Laki-laki bisa mengalami hal tersebut jika ditemukan adanya benjolan pada area tiroid. Karena itu, laki-laki mesti waspada.
Dalam unggahan video di akun Instagram pribadinya, Dante memaparkan data global yang menunjukkan angka keganasan kanker tiroid di seluruh dunia mencapai 820.000 kasus. Setengah di antaranya pada angka tersebut berada di kawasan Asia.
“Kalau laki-laki ada benjolan, laki-laki lebih banyak terkena kanker dibandingkan dengan populasi wanita. Dari 820.000 angka keganasan kanker tiroid yang ada di seluruh dunia, setengah jutanya ada di populasi Asia,” ungkap Dante, dikutip Rabu (17/6/2026).
Lebih lanjut, Dante menyoroti prevalensi nodul tiroid yang cukup tinggi di masyarakat. Ada 60 persen dari populasi yang kemungkinan terdapat nodul tiroid jika dilakukan USG.
"60% dari populasi kalau di-USG ada nodul tiroid.
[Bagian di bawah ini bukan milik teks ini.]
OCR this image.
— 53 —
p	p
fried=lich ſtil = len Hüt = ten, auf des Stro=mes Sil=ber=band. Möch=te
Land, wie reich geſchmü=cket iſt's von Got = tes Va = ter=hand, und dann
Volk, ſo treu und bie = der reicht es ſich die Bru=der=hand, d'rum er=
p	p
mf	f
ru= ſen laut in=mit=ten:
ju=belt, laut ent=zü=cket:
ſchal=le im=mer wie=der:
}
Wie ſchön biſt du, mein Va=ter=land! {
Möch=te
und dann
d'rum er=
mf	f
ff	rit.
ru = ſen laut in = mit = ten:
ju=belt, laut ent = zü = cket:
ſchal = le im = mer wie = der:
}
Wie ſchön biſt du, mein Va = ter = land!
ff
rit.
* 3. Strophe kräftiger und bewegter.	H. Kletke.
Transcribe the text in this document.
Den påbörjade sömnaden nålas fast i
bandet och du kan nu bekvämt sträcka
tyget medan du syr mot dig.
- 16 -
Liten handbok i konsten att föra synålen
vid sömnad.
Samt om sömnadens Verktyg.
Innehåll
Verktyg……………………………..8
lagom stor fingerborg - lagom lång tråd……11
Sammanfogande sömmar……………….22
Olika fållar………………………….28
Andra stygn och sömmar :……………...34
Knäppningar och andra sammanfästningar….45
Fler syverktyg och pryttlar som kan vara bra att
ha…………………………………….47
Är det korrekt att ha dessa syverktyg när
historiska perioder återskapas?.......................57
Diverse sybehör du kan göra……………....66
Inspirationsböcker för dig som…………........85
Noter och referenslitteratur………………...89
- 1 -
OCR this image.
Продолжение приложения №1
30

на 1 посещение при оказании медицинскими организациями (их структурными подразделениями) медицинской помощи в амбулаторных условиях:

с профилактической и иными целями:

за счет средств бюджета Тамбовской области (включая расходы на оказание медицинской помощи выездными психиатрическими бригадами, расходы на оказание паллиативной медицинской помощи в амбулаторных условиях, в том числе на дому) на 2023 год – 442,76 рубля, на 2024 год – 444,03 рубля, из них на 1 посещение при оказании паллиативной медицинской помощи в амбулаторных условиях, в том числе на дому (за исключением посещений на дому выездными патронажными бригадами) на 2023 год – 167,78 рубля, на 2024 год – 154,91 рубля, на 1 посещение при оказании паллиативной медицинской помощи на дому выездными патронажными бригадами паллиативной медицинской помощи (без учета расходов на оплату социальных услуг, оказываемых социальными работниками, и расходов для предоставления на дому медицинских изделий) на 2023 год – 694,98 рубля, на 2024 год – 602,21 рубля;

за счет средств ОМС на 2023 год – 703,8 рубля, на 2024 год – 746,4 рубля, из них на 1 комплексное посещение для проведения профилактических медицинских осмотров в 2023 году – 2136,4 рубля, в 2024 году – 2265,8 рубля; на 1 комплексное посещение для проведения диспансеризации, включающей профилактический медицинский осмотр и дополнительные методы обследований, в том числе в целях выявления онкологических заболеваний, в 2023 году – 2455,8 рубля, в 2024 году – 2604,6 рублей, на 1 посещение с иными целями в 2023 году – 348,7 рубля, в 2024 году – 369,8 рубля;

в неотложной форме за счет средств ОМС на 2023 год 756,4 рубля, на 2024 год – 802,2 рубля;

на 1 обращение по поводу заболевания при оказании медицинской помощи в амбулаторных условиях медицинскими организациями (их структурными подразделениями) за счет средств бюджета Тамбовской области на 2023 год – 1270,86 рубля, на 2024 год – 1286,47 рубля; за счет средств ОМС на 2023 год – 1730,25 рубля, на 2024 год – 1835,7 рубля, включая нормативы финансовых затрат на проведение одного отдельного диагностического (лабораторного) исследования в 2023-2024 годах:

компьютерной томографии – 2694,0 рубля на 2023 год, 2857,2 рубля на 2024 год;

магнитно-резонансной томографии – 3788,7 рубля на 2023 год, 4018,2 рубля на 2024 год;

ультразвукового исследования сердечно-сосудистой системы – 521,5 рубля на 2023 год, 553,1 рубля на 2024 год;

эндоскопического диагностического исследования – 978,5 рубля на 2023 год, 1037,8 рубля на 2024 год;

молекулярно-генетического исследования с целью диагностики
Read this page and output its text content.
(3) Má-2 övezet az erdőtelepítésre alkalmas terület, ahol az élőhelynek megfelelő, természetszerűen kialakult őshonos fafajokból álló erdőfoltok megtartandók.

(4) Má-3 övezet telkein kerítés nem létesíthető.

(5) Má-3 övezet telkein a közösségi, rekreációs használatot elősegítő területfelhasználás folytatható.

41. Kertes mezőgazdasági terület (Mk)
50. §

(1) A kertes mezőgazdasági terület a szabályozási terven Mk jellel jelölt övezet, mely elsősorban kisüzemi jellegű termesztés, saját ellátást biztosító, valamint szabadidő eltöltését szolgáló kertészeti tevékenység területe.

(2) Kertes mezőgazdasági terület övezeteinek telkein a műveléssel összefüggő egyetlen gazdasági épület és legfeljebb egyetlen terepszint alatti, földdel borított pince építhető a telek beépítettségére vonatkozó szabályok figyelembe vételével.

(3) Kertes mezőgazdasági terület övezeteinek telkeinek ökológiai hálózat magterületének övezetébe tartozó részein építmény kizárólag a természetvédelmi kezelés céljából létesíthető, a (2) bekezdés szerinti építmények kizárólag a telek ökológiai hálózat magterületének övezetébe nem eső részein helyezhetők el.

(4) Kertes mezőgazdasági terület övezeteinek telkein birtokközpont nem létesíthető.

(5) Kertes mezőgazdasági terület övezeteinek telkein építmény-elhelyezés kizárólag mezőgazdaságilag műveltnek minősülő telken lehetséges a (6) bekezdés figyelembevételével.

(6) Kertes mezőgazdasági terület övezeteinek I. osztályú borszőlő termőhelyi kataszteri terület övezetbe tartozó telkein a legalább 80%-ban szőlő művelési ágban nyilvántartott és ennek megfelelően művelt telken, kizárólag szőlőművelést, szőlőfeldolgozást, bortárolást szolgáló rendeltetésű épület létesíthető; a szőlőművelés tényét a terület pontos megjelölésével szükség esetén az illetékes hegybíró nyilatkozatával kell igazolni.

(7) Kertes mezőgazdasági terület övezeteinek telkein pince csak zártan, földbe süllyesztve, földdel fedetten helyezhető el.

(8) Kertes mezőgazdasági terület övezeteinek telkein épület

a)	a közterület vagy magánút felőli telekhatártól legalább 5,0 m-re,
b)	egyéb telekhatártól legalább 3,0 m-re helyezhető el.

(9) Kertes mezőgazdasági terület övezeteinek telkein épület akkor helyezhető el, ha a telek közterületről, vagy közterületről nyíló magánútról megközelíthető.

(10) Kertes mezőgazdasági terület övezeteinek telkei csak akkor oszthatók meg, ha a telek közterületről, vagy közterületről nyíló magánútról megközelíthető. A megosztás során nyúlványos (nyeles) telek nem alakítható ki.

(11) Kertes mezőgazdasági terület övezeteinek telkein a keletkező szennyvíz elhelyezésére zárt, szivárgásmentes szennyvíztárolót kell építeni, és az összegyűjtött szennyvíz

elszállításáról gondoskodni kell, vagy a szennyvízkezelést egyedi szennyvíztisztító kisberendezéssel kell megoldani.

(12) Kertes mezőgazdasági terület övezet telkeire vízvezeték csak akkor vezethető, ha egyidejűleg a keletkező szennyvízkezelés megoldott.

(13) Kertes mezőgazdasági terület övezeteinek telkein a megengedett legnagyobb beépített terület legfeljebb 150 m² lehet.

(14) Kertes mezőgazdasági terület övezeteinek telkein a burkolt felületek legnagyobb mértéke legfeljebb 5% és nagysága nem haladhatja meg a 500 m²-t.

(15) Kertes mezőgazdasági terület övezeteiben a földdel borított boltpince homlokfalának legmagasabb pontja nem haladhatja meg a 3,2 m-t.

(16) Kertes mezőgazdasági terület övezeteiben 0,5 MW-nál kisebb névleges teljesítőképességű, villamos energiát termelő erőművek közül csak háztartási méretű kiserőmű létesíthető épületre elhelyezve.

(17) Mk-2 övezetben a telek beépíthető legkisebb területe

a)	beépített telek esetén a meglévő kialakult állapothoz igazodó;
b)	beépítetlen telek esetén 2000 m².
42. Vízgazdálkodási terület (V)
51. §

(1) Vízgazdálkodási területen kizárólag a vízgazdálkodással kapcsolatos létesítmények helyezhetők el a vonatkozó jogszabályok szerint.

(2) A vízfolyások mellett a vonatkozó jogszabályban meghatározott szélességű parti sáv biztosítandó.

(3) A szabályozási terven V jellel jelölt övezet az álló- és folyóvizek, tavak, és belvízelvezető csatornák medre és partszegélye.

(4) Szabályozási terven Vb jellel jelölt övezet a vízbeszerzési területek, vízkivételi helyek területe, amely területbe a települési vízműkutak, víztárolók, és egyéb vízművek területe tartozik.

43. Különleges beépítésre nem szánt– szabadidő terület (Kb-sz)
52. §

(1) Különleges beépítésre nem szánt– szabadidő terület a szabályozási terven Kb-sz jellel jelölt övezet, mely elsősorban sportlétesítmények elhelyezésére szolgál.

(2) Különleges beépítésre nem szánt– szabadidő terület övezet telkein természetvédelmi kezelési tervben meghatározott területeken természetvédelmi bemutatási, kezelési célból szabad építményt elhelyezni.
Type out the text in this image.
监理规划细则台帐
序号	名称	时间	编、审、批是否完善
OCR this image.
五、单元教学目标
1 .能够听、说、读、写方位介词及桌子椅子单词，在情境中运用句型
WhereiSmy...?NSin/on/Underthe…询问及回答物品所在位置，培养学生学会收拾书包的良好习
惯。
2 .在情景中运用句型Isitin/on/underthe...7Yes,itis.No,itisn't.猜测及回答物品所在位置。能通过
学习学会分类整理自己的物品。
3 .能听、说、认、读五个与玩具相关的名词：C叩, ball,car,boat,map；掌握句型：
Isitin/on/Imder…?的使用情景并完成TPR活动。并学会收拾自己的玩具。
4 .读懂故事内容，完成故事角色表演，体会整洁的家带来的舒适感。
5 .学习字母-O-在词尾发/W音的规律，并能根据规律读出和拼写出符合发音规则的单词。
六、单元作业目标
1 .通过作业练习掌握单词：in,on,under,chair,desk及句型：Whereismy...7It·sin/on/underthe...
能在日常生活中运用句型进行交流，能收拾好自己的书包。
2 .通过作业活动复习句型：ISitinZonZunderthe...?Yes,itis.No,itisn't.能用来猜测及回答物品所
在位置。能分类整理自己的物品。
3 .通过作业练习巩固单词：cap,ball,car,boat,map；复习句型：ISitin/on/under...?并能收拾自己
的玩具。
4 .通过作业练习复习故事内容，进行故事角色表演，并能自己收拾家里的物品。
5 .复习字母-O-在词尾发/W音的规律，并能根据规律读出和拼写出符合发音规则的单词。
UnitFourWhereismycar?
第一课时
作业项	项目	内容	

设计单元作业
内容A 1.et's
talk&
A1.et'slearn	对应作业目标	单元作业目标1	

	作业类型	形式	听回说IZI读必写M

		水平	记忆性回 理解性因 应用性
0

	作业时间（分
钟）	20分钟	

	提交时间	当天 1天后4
Jadi kalau di sini, sekarang ini ada 200 orang, 60% dari 200 orang itu di antara kita, itu ada nodul tiroidnya," ujar Dante.
Meski demikian, Dante menyebut bahwa masyarakat tidak perlu panik secara berlebihan. Dari seluruh temuan nodul tersebut, hanya sekitar 1 hingga 5 persen yang berkembang menjadi kanker atau mengalami keganasan.
Terkait upaya pencegahan, Dante menegaskan bahwa pemerintah tidak merekomendasikan skrining kanker tiroid secara massal pada kelompok asimtomatik (tanpa gejala). Kebijakan ini diambil karena skrining yang tidak tepat sasaran berisiko menyebabkan overdiagnosis, overtreatment, overmorbidity serta membengkaknya biaya pelayanan kesehatan (excess healthcare cost).
"Kanker tiroid hanya didiagnosis pada dua populasi, yakni populasi yang mempunyai risiko tinggi dan populasi yang mempunyai simptom," tegasnya.
Meski secara data statistik agregat terlihat bahwa kanker tiroid lebih banyak ditemukan pada perempuan, Dante menekankan pentingnya memahami faktor risiko yang sebenarnya, di mana laki-laki dengan benjolan memiliki kerentanan lebih besar terhadap keganasan.